Selbst dann, wenn die gute Laune auf Sparflamme schwelt, gibt es ein Rezept: raus in die Natur. Besonders bei einem Wetter, das die Goldmedaille verdient. © Annette Frommherz
Das böse Wetter hatte mir nebst Energielosigkeit eine besonders üble Laune besorgt. Nichts wollte gelingen, alles war zu wenig oder zu viel, und überhaupt schien die ganze Welt gegen mich zu sein. Winterblues? Nachdem ich zwei volle Tage Trübsal geblasen hatte, beschloss ich, dem ein Ende zu bereiten.
Still lag der Wägitalersee vor uns und harrte der Dinge, die da kommen sollten. Der Frühling vielleicht? Ich sehnte mich danach, keine Frage. Aber der Prachtstag verleitete uns dazu, den Winter nochmals voll aufzusaugen. Endlich, war versprochen worden, sollte sich das Wetter versöhnlich zeigen, nachdem es lange genug weite Teile Europas seine garstigste Seite gezeigt hatte. Die Schneeverhältnisse in der Innerschweiz boten sich so sensationell an wie ganz selten anfangs April: traumhafter Tiefschnee, mässige Lawinengefahr und eine Sonne, die sich nicht zierte.
Meine neueste Errungenschaft – massgeformte Skischuhe – trug ich stolz zur Schau für jeden, der mich überholte. Im Wald hingen tiefverschneite Äste, denen es auszuweichen galt, bevor sie uns den Nacken mit pulvrigem Weiss kühlten. Für die steilen Stellen zwischen den Bäumen hatte ich in weiser Voraussicht die Harscheisen montiert (ok, es war mein Liebster, der sie montiert hatte, weil es dafür einen zielgerichteten Schlag und deshalb etwas mehr Kraft benötigt).
Nachdem wir den Wald hinter und unter uns gelassen hatten, drehten wir uns um zum Nebelmeer und dachten etwas mitleidig an jene, welche in Pantoffeln vor dem Fernseher sassen und keinen Blick zum Fenster hinaus wagten. Uns bot sich ein Bild, wie ich es mir immer vorgestellt hatte, wenn ich in den Märchen gelesen hatte, die von funkelnden Diamanten erzählten und von Frau Holle, die tags zuvor die Kissen geschüttelt hatte. Es war mir, als wolle die Natur sich für die vielen Tage entschuldigen, an denen sie uns prächtiges Wetter vorenthalten hatte.
Mit unseren Skistöcken testeten wir die Schneedecke. Luftig rieselte das Weiss. Wir liessen uns Zeit für den Aufstieg, der uns über sanfte Hügel führte.
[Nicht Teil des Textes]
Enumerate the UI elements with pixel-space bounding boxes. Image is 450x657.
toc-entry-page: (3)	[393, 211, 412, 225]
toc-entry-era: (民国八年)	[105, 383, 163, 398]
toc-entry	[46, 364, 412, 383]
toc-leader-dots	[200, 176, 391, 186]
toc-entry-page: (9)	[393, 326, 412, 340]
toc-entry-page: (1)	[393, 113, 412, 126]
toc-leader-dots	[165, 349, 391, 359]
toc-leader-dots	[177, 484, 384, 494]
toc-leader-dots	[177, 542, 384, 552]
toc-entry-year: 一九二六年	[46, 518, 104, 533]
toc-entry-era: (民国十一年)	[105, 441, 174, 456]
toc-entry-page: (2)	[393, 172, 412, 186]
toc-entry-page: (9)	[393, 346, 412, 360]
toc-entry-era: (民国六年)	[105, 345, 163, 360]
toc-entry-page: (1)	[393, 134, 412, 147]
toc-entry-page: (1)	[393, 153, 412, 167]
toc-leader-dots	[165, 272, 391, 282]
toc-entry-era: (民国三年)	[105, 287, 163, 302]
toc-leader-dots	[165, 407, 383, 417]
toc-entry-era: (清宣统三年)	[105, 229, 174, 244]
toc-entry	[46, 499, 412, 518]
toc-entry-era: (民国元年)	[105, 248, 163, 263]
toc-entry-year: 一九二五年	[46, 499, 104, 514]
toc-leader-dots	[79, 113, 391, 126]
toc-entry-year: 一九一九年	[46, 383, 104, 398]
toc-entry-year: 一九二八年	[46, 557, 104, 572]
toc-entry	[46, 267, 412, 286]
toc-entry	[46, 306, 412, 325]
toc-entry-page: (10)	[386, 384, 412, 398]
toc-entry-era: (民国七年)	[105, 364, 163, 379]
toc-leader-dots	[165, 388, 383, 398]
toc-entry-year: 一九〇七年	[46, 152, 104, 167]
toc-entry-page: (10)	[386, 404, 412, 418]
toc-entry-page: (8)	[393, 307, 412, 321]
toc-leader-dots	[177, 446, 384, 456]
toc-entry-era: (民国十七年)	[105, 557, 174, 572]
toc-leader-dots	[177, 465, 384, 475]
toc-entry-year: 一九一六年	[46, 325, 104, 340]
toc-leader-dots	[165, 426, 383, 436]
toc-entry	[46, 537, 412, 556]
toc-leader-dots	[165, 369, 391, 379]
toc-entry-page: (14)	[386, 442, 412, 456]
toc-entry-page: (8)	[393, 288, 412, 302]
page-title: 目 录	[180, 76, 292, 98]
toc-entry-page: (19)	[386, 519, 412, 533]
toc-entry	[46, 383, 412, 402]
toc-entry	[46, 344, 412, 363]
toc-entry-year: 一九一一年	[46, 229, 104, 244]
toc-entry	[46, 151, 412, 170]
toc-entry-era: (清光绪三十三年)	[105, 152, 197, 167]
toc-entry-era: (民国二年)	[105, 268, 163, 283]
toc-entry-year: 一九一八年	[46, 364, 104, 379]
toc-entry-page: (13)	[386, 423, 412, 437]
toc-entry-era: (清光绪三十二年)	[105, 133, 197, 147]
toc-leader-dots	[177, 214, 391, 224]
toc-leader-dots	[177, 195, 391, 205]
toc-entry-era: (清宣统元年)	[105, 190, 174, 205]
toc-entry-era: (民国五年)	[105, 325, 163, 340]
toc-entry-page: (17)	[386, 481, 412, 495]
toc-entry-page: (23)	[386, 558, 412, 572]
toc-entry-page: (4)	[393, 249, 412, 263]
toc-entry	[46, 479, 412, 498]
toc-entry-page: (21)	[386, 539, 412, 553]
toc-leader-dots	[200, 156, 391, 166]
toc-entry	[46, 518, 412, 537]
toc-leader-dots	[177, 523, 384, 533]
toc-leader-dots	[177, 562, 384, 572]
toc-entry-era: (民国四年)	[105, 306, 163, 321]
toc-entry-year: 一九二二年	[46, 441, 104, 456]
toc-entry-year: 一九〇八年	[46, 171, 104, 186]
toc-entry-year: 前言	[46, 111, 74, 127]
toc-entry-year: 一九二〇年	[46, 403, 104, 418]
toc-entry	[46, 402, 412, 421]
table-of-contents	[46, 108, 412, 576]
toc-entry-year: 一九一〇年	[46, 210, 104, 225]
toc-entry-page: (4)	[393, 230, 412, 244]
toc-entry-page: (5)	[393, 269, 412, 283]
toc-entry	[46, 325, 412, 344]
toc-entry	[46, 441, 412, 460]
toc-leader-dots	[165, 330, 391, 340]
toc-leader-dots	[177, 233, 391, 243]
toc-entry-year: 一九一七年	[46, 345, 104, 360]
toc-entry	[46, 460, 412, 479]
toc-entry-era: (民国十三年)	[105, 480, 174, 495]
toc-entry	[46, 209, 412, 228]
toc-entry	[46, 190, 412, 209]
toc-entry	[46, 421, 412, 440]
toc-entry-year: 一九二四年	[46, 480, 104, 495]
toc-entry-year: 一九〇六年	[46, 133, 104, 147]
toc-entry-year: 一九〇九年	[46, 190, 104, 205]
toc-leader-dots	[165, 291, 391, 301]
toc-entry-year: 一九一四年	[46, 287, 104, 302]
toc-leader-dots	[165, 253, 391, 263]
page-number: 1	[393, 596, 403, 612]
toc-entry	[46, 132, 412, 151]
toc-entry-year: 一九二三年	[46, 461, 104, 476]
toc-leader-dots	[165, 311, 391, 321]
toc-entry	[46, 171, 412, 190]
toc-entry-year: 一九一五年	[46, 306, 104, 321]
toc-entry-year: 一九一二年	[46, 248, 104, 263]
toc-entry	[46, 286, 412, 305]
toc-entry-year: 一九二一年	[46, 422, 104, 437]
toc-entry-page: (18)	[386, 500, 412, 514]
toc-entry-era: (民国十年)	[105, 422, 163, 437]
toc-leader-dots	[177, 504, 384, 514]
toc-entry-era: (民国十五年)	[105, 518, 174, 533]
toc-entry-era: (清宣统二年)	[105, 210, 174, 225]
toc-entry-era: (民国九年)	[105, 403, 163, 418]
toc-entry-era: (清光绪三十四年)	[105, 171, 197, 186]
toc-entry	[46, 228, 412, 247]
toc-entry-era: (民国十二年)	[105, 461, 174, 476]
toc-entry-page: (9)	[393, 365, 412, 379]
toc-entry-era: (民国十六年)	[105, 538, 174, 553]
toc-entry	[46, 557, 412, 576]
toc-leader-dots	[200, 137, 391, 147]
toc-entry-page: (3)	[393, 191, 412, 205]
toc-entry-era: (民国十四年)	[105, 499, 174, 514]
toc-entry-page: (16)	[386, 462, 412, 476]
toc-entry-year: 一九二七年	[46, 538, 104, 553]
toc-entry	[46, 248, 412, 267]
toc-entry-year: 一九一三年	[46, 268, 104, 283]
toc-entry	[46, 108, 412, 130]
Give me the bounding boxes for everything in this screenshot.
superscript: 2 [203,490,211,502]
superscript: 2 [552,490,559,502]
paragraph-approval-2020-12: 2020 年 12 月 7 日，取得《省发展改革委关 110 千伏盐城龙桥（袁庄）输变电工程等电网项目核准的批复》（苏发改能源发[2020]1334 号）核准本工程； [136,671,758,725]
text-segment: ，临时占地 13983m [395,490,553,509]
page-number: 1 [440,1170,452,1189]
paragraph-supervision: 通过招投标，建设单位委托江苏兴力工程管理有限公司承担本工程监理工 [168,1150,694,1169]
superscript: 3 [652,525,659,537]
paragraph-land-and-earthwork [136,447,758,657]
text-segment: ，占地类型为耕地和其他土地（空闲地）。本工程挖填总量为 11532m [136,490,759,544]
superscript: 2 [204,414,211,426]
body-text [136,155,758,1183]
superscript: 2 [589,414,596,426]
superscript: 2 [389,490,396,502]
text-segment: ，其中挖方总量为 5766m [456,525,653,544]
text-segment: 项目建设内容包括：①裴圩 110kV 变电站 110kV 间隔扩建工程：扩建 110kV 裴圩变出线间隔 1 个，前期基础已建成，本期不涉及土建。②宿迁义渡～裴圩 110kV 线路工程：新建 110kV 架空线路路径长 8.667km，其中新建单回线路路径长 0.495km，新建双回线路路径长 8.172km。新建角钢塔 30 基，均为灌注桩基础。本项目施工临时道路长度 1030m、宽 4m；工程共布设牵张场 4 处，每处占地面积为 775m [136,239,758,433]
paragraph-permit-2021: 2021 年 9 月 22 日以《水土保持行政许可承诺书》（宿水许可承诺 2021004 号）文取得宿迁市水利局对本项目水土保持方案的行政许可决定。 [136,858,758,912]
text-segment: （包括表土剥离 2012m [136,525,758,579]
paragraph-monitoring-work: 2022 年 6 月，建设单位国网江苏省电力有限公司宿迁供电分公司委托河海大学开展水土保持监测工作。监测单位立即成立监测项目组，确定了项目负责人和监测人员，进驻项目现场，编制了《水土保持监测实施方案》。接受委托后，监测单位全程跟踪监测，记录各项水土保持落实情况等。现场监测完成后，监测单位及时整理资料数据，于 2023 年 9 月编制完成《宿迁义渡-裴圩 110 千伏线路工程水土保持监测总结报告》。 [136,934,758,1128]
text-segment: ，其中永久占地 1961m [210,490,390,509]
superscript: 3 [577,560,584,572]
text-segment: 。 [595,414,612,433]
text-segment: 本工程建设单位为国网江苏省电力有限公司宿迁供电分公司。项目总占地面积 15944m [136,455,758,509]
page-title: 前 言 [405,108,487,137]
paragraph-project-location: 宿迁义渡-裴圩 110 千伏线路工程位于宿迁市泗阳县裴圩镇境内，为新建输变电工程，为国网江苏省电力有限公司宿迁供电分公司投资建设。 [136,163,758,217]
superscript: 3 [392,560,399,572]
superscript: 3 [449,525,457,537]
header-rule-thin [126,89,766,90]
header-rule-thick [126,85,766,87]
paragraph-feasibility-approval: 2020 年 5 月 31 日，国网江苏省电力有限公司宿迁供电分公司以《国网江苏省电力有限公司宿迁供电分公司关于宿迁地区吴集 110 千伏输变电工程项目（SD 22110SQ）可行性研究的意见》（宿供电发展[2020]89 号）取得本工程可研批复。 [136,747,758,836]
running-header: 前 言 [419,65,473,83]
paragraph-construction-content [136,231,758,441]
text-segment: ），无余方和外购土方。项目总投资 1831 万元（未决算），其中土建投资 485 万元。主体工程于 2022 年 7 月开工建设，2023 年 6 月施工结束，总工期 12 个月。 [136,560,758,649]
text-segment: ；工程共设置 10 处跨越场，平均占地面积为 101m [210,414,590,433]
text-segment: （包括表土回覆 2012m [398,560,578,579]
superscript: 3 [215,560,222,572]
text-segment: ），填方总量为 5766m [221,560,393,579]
Vor jedem glaubte ich zu wissen, dahinter verstecke sich bereits der Gipfel. Wir waren nicht die einzigen mit dem Ziel Redertengrat, fürwahr, aber wir gönnten es jedem. Oben suchte ich vergeblich nach dem Gipfelkreuz und hätte deswegen beinahe den Gipfelkuss vergessen. Die Ostereier würden sich hier gut verstecken lassen, dachte ich noch, während mein Liebster schon welche aus Schnee formte. Damit tütschten wir, im Hintergrund sah uns das Vreneli aus dem Garten zu, und weiter hinten thronte der Tödi, der Gute, und tat nichts dergleichen. Noch kurz ein Winken Richtung Clariden und Teufelsjoch, das sich an uns zu erinnern schien, und bald sah man uns die Skier schnallen. Ich staunte nicht schlecht, wie leicht es sich im tiefen Schnee nach unten segeln liess. Mein Liebster übte sich in Nachsicht und lächelte milde, wenn er warten musste oder meine Bogen nicht so eng wie seine wurden.
Die üble Laune war mit einem Male Lichtjahre von uns entfernt, ja nicht einmal mehr in meinem Vokabular vorhanden. Ich hatte sie verloren, irgendwo zwischen Wägitalersee und Rinderweid.